On July 4th, 1825, the five year-old Walt Whitman was embraced by the Marquis de Lafayette who was visiting Brooklyn. The poet Whitman appears three times in A Book of Ages, Lafayette once.
A year later, on the half-centennial of the signing of the Declaration of Independence, Thomas Jefferson, the author of the document, and John Adams, a signer, both died, Jefferson at home in Virginia, Adams in Massachusetts. In 1826 Adams was 91, Jefferson 83.
The two men had become bitter political rivals in the early years of the Republic. Jefferson had hired a pamphleteer to smear Adams while the two were running for the presidency in 1800. The pamphleteer was a man named James Callendar, and the smear, while untrue, was believed by enough people to win Jefferson the election. Callendar went to prison over the libel and emerged a year later angry with Jefferson for the unpaid bill. He got his revenge by publishing a true story about the sitting president: that he'd had an affair with one of his slaves, a woman by the name of Sally Hemings, and had fathered children by her. The story dogged Jefferson for the rest of his life.

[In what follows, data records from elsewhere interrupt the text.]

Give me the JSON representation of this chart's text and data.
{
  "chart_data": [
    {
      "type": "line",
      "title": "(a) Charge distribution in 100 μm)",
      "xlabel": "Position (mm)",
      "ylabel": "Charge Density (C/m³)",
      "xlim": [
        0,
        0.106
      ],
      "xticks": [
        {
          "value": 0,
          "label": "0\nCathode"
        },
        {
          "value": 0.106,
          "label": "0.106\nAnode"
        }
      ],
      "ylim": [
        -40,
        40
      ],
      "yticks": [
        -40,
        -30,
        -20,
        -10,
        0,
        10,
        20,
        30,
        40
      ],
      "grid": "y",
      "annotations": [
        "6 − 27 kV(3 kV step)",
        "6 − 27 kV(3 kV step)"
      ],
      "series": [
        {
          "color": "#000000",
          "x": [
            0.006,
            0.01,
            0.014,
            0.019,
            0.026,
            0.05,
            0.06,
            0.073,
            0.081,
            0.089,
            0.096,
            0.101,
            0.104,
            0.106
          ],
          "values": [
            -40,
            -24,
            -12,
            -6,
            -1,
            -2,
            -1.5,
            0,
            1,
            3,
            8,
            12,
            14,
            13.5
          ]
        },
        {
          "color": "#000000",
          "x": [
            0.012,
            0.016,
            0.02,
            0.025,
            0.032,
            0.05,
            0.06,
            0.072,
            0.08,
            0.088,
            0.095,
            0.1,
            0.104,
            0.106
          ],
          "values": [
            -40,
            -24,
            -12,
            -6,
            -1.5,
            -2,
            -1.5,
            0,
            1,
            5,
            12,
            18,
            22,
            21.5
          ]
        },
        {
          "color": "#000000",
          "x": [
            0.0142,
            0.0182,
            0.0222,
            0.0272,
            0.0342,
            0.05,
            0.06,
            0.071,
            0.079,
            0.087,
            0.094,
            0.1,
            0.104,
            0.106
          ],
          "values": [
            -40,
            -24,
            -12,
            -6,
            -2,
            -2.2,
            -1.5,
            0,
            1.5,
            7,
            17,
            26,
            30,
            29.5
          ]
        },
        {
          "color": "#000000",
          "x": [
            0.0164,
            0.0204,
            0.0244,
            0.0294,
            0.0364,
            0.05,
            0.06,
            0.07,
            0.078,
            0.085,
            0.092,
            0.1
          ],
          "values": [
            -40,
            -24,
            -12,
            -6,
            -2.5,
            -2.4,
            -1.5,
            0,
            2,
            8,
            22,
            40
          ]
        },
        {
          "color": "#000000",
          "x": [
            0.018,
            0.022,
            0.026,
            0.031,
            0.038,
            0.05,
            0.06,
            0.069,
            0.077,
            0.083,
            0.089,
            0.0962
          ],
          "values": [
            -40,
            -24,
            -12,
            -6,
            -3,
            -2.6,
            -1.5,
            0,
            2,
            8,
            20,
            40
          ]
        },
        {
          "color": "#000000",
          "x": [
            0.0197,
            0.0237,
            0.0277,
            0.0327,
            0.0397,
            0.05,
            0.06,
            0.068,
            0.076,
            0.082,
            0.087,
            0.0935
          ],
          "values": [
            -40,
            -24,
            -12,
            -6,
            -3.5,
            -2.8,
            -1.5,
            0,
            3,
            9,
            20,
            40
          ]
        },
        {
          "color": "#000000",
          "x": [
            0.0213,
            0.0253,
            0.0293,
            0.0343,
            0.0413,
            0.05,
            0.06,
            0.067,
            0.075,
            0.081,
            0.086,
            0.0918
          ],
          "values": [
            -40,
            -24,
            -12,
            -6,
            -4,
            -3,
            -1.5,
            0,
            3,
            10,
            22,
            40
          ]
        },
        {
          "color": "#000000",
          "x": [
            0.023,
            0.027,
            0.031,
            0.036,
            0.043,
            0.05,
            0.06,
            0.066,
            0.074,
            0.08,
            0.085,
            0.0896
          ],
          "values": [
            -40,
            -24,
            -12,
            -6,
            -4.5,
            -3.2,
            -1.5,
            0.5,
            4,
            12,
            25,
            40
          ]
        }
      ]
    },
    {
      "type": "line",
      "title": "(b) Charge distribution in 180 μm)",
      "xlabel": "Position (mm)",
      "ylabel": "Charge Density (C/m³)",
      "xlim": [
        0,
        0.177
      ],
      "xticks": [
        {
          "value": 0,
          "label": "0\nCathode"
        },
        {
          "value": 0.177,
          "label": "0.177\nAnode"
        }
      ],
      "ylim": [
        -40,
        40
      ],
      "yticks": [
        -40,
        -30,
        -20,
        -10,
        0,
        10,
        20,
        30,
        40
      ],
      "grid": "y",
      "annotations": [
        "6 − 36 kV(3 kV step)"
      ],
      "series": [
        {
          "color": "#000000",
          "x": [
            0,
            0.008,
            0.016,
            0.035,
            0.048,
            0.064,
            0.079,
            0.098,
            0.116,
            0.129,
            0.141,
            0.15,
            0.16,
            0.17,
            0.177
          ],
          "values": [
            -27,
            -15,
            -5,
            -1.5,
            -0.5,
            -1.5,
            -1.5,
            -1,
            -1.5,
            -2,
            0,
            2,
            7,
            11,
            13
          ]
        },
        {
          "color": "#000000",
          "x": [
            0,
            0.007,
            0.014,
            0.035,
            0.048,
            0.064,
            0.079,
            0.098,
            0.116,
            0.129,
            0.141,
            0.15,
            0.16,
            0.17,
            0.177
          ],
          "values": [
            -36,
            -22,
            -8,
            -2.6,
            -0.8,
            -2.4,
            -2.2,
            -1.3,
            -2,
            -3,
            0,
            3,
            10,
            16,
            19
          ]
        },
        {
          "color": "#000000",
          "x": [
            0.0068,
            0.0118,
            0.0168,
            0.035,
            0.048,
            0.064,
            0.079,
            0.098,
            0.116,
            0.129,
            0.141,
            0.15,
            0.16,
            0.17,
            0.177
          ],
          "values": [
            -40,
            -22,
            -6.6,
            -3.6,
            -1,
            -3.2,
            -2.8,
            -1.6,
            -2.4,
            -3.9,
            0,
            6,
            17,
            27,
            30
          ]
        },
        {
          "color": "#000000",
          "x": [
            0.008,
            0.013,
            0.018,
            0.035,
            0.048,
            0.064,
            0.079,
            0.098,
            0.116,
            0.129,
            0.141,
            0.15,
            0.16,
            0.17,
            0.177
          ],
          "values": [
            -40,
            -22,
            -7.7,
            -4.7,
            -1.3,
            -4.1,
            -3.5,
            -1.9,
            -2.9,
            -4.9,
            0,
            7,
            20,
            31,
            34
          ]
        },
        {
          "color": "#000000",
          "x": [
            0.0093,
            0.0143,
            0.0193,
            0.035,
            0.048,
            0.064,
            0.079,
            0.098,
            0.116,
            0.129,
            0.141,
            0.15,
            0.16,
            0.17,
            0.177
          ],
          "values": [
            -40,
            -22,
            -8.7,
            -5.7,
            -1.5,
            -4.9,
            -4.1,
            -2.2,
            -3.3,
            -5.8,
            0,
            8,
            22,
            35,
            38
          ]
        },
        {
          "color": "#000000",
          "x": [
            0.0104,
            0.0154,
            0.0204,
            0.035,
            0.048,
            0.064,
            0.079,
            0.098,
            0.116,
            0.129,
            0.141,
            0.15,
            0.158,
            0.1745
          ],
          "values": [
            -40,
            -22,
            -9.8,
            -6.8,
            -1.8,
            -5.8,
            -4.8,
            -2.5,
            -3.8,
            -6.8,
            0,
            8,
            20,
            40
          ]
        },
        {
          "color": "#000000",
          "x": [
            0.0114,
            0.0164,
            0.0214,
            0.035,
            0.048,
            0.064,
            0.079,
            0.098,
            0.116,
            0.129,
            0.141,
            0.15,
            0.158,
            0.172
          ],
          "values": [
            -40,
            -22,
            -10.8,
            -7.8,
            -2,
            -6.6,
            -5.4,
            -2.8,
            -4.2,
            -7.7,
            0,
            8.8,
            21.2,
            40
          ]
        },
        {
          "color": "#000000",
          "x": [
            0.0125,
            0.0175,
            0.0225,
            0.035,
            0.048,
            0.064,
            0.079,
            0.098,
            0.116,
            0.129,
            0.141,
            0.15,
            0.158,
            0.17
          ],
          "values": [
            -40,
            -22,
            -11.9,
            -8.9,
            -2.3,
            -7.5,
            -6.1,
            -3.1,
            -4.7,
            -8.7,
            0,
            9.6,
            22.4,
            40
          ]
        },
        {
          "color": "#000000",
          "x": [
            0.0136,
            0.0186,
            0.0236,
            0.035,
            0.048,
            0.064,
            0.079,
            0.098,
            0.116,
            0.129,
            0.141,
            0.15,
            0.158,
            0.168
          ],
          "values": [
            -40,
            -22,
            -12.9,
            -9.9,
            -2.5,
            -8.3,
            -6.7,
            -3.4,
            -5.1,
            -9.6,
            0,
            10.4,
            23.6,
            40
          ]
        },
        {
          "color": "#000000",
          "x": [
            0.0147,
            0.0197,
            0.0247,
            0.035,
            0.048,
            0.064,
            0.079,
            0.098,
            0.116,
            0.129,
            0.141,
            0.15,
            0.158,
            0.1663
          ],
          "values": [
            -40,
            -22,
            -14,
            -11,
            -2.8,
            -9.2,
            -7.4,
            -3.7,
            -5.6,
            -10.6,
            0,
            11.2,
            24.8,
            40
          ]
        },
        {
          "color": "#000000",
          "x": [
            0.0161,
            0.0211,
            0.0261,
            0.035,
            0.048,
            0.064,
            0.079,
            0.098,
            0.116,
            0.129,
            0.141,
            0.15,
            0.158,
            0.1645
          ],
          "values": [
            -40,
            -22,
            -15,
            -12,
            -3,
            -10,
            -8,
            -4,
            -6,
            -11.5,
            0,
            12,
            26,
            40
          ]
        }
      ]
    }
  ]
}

After the inauguration in 1801 Jefferson and Adams would not speak or write to each other for another decade. The reconciliation, when it came, was a warm one. The letters between Jefferson and Adams comprise one of the most interesting correspondences ever written, describing the intelligent differences of opinion––religious, philosophical, practical, political––which formed our country. Jefferson appears four times in A Book of Ages, John Adams five times.